El diverso contenido de los principios rectores de la política social y económica ha sido objeto de muchos análisis. Ahora bien, el que mayor repercusión ha tenido y que sigue influyendo en la doctrina es el que realizó J. J. Campo a finales de los años noventa (Jiménez Campo, J. (1999). Derechos fundamentales. Concepto y garantías. Madrid: Trotta. ‍1999: 128 y ss.). El autor distinguía entre normas programáticas, a las que atribuía un mero valor informador, y otros enunciados normativos, que podían consistir en mandatos de legislar, normas de igualdad y garantías institucionales. Ahora bien, también es posible clasificar los principios rectores según su mayor o menor grado de indeterminación.

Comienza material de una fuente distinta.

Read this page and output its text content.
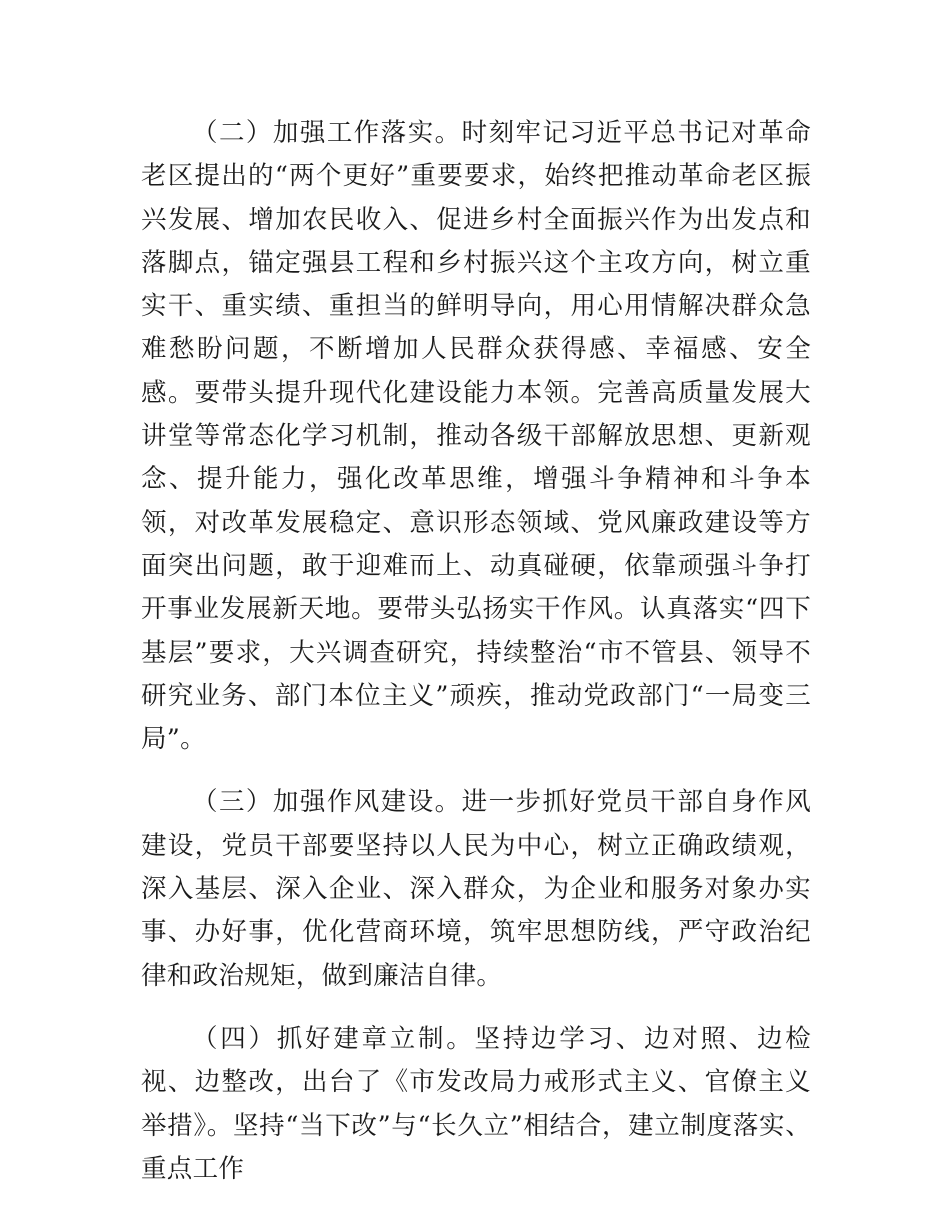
（二）加强工作落实。时刻牢记习近平总书记对革命老区提出的“两个更好”重要要求，始终把推动革命老区振兴发展、增加农民收入、促进乡村全面振兴作为出发点和落脚点，锚定强县工程和乡村振兴这个主攻方向，树立重实干、重实绩、重担当的鲜明导向，用心用情解决群众急难愁盼问题，不断增加人民群众获得感、幸福感、安全感。要带头提升现代化建设能力本领。完善高质量发展大讲堂等常态化学习机制，推动各级干部解放思想、更新观念、提升能力，强化改革思维，增强斗争精神和斗争本领，对改革发展稳定、意识形态领域、党风廉政建设等方面突出问题，敢于迎难而上、动真碰硬，依靠顽强斗争打开事业发展新天地。要带头弘扬实干作风。认真落实“四下基层”要求，大兴调查研究，持续整治“市不管县、领导不研究业务、部门本位主义”顽疾，推动党政部门“一局变三局”。

（三）加强作风建设。进一步抓好党员干部自身作风建设，党员干部要坚持以人民为中心，树立正确政绩观，深入基层、深入企业、深入群众，为企业和服务对象办实事、办好事，优化营商环境，筑牢思想防线，严守政治纪律和政治规矩，做到廉洁自律。

（四）抓好建章立制。坚持边学习、边对照、边检视、边整改，出台了《市发改局力戒形式主义、官僚主义举措》。坚持“当下改”与“长久立”相结合，建立制度落实、重点工作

Hay, en efecto, previsiones muy genéricas que imponen a los poderes públicos actividades que podemos considerar de fomento en áreas como son la cultura, la ciencia, la investigación científica, la juventud, el ocio, la educación física y deporte, protección de la juventud, etc. Hay otros principios que, sin embargo, tienen mucho mayor grado de determinación, como sucede, por ejemplo, cuando se impone a los poderes públicos garantizar la suficiencia económica a los ciudadanos de la tercera edad, mediante pensiones adecuadas y periódicamente actualizadas (art. 50 CE) o regular la utilización del suelo de acuerdo con el interés general para impedir la especulación (art. 47 CE).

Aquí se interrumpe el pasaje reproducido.